Attending the recent ALL IN! Community & Support Group Leader Summit was an incredibly impactful experience for me, as a former Parkinson’s caregiver, as a current psychotherapist, and as a Neuro social worker. The conference brought together a unique blend of professionals and individuals personally impacted by Parkinson’s, fostering an environment of collaboration and shared learning. This blend of perspectives was unlike any other conference I’ve attended, making the event particularly valuable.
One of the most powerful moments for me came during a breakout session that focused on reframing the narrative for caregivers. Traditionally, the focus has often been on caregivers’ self-care as a means to better support their loved ones. However, this session reframed the conversation to emphasize that caregivers (or “care partners” as PMD Alliance says) deserve to care for themselves simply because they are whole people, not just because it benefits their ability to care for others. This shift in perspective deeply resonated with me and has since influenced how I approach my work with the Parkinson’s community. I’ve begun to integrate this message into my groups and programming, emphasizing that a care partner’s well-being is important on its own, not just as a means of supporting their partner.
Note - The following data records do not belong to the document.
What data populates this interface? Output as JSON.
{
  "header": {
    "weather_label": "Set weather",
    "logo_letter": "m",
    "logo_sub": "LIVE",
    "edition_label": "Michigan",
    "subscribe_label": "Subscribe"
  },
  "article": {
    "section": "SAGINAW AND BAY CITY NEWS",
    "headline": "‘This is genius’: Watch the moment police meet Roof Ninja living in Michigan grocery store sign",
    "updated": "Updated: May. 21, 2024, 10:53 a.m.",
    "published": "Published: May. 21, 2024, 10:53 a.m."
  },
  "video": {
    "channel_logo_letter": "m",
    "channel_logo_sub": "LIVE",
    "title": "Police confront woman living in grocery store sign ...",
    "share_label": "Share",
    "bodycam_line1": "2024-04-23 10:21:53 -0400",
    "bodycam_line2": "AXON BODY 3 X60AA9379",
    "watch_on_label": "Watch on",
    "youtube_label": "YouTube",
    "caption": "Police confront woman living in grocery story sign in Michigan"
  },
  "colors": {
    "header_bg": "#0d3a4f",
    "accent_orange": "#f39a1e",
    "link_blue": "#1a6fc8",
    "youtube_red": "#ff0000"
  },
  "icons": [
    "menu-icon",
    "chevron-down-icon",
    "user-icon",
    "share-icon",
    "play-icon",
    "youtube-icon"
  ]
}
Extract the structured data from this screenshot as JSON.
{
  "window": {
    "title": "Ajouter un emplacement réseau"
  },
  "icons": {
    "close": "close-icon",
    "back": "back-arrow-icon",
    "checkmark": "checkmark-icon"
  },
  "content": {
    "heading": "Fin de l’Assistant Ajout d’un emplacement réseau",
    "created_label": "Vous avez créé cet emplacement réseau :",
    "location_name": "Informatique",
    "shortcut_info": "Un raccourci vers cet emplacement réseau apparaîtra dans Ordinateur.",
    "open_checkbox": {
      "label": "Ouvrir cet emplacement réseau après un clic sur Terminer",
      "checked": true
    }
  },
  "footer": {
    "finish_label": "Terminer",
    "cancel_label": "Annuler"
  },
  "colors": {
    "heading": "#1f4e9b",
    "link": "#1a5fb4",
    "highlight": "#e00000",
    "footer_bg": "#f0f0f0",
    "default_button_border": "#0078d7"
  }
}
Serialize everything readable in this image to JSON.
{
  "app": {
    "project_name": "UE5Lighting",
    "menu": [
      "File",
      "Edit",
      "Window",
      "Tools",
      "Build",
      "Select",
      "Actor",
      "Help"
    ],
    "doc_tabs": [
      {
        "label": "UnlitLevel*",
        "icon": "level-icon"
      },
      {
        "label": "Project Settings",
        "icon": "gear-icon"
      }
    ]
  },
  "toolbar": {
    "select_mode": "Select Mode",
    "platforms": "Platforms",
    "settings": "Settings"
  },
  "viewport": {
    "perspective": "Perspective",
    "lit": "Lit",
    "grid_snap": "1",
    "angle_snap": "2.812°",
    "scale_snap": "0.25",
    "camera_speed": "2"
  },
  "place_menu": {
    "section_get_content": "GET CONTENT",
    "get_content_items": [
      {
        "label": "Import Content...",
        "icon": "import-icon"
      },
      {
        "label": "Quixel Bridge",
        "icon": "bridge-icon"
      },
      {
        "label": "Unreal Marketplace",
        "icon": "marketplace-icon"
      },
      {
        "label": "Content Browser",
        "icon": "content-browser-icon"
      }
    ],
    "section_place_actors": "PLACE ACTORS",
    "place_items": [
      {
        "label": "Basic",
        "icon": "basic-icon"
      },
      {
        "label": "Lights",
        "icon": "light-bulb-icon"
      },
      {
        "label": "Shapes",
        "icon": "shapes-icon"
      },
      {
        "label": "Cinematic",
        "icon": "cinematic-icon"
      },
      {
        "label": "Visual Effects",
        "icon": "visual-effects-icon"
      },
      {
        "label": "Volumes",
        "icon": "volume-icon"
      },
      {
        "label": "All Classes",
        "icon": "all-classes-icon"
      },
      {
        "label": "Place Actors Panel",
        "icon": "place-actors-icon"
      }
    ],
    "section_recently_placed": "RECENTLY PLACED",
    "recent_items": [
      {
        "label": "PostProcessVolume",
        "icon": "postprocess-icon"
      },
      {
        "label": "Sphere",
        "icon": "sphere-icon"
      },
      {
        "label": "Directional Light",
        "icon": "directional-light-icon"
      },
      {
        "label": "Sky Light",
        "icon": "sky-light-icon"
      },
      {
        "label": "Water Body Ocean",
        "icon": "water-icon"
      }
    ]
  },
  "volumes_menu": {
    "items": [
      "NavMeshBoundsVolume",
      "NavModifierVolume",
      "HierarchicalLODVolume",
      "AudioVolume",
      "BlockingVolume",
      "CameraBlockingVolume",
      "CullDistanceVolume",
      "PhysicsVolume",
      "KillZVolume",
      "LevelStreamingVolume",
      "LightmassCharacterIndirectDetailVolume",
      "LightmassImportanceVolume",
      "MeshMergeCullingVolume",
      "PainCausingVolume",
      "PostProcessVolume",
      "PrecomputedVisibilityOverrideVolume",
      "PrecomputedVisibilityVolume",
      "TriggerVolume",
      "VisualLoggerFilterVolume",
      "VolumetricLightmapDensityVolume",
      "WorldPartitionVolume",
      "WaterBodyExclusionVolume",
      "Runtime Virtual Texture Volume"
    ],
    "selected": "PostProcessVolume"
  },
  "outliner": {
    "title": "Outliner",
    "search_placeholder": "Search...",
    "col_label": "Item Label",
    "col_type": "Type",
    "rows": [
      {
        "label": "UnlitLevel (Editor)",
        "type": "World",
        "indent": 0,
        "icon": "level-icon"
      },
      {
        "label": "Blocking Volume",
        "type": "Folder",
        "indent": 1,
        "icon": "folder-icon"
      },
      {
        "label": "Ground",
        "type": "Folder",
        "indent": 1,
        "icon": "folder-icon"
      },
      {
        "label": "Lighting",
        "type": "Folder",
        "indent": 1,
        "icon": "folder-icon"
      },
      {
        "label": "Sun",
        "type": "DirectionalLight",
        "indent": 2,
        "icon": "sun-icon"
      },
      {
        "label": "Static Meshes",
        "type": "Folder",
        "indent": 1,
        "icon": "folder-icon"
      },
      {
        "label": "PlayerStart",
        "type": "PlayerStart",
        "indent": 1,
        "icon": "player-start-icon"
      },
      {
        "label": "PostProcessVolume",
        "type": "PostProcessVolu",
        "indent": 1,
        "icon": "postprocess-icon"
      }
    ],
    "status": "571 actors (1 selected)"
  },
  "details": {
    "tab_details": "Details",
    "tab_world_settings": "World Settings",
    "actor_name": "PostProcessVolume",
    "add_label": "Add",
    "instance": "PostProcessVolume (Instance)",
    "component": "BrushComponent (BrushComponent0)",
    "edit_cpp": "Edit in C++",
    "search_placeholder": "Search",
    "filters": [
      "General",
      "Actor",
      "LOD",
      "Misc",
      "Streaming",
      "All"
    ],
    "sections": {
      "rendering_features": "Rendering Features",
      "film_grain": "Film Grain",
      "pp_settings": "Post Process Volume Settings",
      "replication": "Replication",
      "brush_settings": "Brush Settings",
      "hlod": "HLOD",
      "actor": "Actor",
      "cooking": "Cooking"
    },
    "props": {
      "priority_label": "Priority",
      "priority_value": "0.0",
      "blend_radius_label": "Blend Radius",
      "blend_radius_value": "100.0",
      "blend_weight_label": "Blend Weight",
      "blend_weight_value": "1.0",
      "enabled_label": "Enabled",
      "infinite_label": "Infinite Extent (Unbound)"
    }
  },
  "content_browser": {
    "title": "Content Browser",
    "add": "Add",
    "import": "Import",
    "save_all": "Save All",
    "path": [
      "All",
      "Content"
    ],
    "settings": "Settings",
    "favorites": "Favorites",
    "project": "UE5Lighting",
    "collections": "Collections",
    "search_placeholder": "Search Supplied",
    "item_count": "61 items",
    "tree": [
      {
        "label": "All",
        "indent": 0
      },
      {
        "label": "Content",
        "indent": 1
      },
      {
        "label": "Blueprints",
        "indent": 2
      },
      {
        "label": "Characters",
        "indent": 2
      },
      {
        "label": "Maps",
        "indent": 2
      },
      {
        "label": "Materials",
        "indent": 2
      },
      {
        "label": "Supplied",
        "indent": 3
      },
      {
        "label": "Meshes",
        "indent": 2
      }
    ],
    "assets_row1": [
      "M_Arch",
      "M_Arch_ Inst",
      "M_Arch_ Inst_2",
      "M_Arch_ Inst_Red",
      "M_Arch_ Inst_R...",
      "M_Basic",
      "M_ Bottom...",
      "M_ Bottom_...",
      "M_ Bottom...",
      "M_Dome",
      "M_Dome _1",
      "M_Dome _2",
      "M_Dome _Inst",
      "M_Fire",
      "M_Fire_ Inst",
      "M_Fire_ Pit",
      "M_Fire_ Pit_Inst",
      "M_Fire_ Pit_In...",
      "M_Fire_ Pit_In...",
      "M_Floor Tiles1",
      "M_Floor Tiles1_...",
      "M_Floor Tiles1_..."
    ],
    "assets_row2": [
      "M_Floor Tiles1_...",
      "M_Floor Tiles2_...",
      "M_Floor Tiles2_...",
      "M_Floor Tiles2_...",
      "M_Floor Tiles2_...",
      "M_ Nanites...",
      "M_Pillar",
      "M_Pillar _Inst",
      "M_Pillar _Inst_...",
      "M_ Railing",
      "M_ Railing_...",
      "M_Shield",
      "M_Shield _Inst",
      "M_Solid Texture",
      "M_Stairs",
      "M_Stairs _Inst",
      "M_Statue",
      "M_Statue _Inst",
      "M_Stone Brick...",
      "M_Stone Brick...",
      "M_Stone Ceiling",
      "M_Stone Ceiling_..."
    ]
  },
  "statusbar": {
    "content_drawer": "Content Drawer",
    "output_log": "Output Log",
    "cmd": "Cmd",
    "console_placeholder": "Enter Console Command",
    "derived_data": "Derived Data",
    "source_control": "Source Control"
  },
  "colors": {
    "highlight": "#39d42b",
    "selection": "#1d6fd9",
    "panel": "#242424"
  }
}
Another deeply impactful breakout session was the art therapy workshop. This session highlighted the therapeutic potential of creative expression, offering participants a chance to explore art as a way to process emotions, reduce stress, and connect with others. The experience was eye-opening, and I saw firsthand how art therapy can provide individuals with Parkinson’s and care partners a powerful tool for healing and self-expression. It’s something I’m eager to incorporate more into my work, as it offers a unique and holistic approach to supporting the emotional well-being of those affected by Parkinson’s.
Additionally, I attended a breakout session about a Parkinson’s mentor program, which offered valuable insights on how both similar and unique programs can thrive. This session gave me a deeper understanding of how mentorship and peer support can play an essential role in navigating the complexities of Parkinson’s disease, and how these programs can be tailored to fit the specific needs of individuals and communities.
Overall, the conference was a powerful reminder of the importance of collaboration between professionals and those directly impacted by Parkinson’s. It has had a lasting impact on my approach to working with the Parkinson’s community. I left the conference with a renewed sense of purpose and a clearer understanding of how to support and uplift my community in meaningful ways.